El auto se detuvo frente a una casa, a mitad de cuadra. Colgaban cintas amarillas de precaución por todos lados. Había muchos policías, varios vehículos patrulleros.
Un hombre gordo se bajó del auto, es un hombre de mejillas gordas, con una barba como un candado en torno a la boca y fumaba.

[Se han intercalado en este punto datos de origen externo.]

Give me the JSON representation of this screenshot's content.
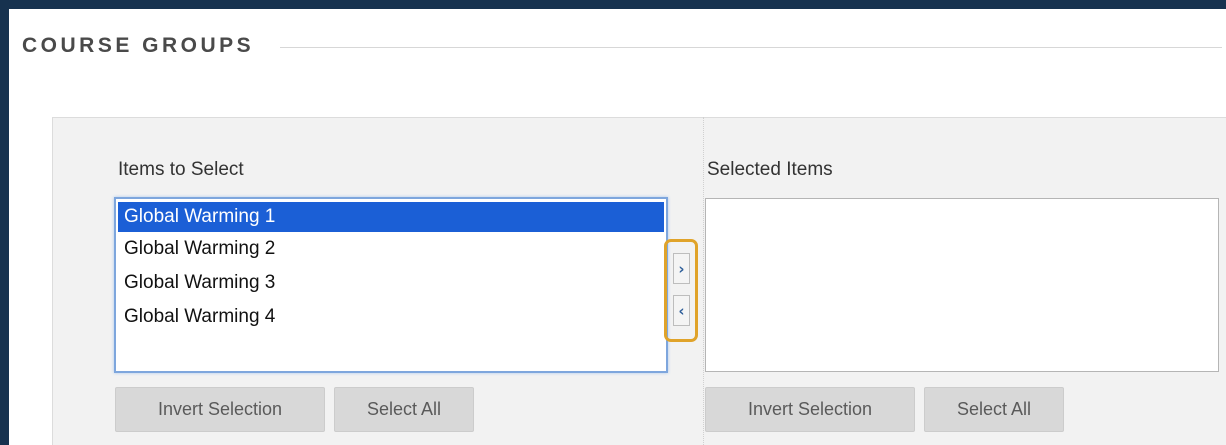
{
  "section": {
    "title": "COURSE GROUPS"
  },
  "left": {
    "label": "Items to Select",
    "items": [
      {
        "label": "Global Warming 1",
        "selected": true
      },
      {
        "label": "Global Warming 2",
        "selected": false
      },
      {
        "label": "Global Warming 3",
        "selected": false
      },
      {
        "label": "Global Warming 4",
        "selected": false
      }
    ],
    "invert_label": "Invert Selection",
    "select_all_label": "Select All"
  },
  "move": {
    "add_glyph": "›",
    "remove_glyph": "‹",
    "highlight_color": "#e0a32a"
  },
  "right": {
    "label": "Selected Items",
    "items": [],
    "invert_label": "Invert Selection",
    "select_all_label": "Select All"
  },
  "colors": {
    "selection": "#1b5fd6",
    "frame": "#17324f"
  }
}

Tenía el cigarrillo colgando de los labios, una gran pila de ceniza colgando del cigarrillo.
Entró en la casa, la camisa de afuera bamboleándose como si fuesen los flecos de un vestido. El piso crujía bajo los zapatos opacos, desgastados, casi tan desgastados como ese piso de madera, lleno de astillas, de grietas. Había olor a incienso en la casa, muchas imágenes de santos y vírgenes.
Sobre la mesa unos bizcochos, un mate usado, un termo; el hombre de las mejillas gordas, o Nicolás, tomó uno y se lo metió y le dio un mordisco. Masticando el bizcocho entró en la habitación.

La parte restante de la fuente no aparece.